When Belz graduated high school in 2018, his father said, he joined the Cedar Rapids Head Hunters Rugby Club.
Belz’s death is one of at least six linked to the polar vortex storm that Tuesday started hitting the Midwest.
The Washington Post reported that a man found dead Wednesday outside in a Detroit suburb likely froze to death, according to police. Another man in Detroit also is suspected to have frozen to death, the Detroit Free Press reported. Additionally, three other deaths in Milwaukee, Rochester, Minn., and Peoria, Ill., may have been weather-related, according to The Post.
Temperatures Wednesday morning broke record lows in the Corridor, hitting 25 below zero and besting the record of 22 below set in 1951.
And more record-breaking lows are expected Thursday, according to weather service, with temperatures predicted to reach 29 below zero, which would beat the record low of minus 21 set on the same day in 1996. If temperatures reach 29 below, that would tie the coldest temperature on record for January, which was set on Jan. 15, 2009. The weather service records date to 1893.

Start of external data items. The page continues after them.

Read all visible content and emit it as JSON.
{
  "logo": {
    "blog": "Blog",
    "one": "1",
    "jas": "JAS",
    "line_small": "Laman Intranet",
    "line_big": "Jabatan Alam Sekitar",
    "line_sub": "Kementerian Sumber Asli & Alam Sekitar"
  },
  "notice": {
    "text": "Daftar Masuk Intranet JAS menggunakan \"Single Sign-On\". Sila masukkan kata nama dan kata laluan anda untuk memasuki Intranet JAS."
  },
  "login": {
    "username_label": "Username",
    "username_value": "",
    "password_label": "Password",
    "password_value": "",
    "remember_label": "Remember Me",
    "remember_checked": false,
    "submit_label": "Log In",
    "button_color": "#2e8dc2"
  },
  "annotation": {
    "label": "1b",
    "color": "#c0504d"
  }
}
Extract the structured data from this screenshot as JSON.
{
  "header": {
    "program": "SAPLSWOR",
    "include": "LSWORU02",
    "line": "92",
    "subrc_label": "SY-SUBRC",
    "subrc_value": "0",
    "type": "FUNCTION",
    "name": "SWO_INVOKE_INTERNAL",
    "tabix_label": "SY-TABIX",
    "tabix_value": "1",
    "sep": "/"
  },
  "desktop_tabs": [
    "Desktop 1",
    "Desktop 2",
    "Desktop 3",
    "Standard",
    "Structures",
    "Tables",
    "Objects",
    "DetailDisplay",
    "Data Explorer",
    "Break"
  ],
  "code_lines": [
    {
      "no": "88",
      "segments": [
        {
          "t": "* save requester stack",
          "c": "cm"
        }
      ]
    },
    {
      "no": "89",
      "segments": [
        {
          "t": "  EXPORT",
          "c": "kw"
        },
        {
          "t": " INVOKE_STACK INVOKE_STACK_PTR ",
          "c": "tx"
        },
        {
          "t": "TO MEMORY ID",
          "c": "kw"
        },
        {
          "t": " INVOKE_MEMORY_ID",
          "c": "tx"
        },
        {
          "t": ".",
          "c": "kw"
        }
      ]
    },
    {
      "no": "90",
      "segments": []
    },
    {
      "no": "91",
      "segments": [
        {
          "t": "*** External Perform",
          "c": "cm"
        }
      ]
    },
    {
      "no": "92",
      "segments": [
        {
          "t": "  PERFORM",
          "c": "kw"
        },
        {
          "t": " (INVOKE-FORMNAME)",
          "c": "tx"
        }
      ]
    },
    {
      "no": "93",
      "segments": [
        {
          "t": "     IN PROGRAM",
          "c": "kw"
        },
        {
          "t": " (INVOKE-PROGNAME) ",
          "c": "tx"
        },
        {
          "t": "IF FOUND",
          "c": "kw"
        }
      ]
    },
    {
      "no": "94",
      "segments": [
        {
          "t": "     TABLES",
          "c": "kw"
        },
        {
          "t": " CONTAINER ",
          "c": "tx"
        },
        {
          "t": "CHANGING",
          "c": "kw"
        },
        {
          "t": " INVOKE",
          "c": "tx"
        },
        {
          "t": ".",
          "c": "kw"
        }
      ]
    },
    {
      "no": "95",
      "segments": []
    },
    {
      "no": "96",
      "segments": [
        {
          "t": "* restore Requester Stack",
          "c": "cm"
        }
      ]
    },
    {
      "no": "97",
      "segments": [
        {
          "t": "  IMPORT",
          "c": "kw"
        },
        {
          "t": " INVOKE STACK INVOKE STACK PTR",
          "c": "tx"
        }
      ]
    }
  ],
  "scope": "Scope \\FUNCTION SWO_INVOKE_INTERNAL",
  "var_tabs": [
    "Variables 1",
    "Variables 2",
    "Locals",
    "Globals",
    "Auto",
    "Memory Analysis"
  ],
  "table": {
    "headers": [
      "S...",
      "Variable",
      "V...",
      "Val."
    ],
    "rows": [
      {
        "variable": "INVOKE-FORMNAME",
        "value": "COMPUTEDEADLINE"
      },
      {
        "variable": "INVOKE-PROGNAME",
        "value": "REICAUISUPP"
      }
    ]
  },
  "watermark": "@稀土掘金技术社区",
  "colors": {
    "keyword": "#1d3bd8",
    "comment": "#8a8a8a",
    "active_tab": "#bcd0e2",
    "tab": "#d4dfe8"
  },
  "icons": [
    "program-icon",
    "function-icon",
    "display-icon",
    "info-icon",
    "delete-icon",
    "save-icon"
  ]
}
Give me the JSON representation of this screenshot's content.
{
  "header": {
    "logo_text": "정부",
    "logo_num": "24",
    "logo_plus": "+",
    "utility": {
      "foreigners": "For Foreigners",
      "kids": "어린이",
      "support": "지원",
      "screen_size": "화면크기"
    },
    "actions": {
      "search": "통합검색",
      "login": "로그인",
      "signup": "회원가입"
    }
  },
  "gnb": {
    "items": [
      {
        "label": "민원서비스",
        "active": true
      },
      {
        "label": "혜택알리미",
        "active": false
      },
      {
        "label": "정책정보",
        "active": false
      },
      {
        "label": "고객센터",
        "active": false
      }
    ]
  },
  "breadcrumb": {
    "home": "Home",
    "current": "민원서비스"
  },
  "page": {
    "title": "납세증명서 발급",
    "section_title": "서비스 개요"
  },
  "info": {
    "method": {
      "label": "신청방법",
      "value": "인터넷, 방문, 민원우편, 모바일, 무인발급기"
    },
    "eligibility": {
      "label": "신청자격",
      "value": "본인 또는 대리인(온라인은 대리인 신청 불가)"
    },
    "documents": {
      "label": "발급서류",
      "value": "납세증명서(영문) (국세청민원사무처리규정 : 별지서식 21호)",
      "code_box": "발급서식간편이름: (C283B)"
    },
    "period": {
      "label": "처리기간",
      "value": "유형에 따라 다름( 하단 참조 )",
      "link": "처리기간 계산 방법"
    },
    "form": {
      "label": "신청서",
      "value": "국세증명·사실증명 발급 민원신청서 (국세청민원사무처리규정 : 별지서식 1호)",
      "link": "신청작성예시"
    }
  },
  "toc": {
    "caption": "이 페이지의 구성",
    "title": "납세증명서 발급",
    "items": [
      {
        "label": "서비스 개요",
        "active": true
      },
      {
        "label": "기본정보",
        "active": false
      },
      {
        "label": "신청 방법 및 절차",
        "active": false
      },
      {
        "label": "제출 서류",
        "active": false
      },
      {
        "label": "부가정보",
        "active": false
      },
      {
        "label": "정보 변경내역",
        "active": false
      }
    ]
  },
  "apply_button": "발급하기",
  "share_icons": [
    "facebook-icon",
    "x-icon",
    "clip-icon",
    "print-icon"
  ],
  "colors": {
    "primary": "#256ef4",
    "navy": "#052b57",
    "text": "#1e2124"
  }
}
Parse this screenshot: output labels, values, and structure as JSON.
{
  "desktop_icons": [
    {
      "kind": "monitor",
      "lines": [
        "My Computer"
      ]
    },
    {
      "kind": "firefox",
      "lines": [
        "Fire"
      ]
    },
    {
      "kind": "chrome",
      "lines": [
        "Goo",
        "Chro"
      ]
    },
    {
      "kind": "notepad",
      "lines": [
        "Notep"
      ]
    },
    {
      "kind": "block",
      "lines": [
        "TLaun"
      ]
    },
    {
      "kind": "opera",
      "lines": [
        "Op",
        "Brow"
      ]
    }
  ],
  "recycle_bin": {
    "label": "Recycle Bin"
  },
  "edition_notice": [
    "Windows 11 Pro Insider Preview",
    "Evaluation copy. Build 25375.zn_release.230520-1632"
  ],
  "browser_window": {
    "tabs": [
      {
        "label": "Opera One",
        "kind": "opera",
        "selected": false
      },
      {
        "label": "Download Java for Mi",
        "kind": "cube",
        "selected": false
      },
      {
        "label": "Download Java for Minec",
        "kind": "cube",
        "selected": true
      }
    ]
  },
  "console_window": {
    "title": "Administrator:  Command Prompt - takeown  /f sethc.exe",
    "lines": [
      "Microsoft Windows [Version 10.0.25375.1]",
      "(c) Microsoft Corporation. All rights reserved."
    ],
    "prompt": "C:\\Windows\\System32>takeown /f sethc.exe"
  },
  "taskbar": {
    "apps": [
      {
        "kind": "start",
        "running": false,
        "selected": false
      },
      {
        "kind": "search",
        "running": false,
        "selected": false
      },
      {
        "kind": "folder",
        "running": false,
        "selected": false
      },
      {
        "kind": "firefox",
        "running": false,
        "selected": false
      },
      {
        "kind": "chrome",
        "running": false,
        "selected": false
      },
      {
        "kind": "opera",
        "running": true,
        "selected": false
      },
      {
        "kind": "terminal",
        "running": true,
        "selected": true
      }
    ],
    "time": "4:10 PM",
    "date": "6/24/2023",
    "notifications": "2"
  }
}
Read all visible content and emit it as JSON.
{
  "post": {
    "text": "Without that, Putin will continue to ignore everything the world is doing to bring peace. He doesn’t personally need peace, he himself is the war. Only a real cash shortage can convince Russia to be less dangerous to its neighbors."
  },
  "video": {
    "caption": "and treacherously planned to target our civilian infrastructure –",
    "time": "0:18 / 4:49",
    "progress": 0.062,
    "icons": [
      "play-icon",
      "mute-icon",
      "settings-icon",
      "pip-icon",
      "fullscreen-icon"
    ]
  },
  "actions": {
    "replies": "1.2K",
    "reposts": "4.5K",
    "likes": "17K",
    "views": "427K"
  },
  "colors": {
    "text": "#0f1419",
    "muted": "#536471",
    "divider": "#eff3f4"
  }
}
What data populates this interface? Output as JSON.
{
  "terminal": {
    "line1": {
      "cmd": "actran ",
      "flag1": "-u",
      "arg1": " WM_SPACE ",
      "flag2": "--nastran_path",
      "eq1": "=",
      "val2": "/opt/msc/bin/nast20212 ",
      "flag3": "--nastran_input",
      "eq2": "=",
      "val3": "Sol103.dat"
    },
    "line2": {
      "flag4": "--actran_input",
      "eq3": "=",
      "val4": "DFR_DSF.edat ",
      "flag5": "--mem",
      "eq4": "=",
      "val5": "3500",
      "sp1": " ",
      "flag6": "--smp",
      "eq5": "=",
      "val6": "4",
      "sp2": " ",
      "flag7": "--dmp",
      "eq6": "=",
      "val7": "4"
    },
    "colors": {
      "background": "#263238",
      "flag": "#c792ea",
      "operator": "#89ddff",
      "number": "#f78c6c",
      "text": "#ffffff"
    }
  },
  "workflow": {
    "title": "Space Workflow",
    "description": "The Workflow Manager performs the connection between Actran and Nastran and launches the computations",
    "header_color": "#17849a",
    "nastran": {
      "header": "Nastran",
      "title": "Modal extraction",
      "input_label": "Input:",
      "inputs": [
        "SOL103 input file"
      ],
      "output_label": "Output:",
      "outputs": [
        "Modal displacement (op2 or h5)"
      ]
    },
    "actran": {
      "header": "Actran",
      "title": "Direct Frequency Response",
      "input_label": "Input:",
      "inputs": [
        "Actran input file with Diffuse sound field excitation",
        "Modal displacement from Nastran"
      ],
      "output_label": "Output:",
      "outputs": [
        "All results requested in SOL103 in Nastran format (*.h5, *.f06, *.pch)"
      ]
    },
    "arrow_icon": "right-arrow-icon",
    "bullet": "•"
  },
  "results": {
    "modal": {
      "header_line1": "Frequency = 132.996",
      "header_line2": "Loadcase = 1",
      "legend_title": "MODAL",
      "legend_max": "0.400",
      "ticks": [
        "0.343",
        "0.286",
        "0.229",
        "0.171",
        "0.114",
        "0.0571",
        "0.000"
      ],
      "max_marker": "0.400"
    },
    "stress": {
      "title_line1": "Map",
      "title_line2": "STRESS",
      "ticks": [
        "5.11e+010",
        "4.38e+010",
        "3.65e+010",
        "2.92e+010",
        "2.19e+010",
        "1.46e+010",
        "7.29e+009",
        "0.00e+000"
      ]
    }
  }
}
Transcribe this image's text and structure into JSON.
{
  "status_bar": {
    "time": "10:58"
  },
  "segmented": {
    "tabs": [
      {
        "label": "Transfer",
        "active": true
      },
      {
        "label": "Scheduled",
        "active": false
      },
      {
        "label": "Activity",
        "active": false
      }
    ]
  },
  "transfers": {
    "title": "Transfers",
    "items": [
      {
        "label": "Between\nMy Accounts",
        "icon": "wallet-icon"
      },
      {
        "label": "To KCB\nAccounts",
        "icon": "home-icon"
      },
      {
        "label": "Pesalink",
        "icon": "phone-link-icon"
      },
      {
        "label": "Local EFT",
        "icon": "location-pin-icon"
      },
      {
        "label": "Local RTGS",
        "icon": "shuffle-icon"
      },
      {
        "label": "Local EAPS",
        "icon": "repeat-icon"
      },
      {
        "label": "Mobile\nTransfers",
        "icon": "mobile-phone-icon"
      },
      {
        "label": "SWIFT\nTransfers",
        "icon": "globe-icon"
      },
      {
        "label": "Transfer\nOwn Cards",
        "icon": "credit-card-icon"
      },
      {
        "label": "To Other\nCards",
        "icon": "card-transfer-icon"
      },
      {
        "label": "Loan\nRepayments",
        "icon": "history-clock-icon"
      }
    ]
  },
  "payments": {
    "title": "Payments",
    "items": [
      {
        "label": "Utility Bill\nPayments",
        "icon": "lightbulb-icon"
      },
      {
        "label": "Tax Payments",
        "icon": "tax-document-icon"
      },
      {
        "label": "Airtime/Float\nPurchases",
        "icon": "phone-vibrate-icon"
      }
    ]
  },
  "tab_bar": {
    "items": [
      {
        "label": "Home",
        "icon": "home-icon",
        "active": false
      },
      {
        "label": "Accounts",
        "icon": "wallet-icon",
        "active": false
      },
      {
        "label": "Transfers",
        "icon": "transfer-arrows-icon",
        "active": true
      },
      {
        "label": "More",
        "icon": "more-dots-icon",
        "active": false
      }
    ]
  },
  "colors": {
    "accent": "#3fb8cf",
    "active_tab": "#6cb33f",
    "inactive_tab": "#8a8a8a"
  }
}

A wind chill warning is in effect until 10 a.m. Thursday. While most K-12 schools in the Corridor again canceled classes for Thursday, state universities including the UI will resume classes by midday.
Kennedy High School Principal Jason Kline said grief counselors will be available when the school reopens, and the UI said counselors will be available from 6-8 p.m. Thursday in the Burge Private Dining Room.
“This is a tragic situation,” Coach White said. “Personally I just I can’t help but think of his parents — his mom and dad — and what they must be going through right now. He was such a good kid, such a trustworthy kid, and it’s just awful when young people have their entire lives in front of them and their lives are cut short. It just makes you think and puts a lot of things in perspective.”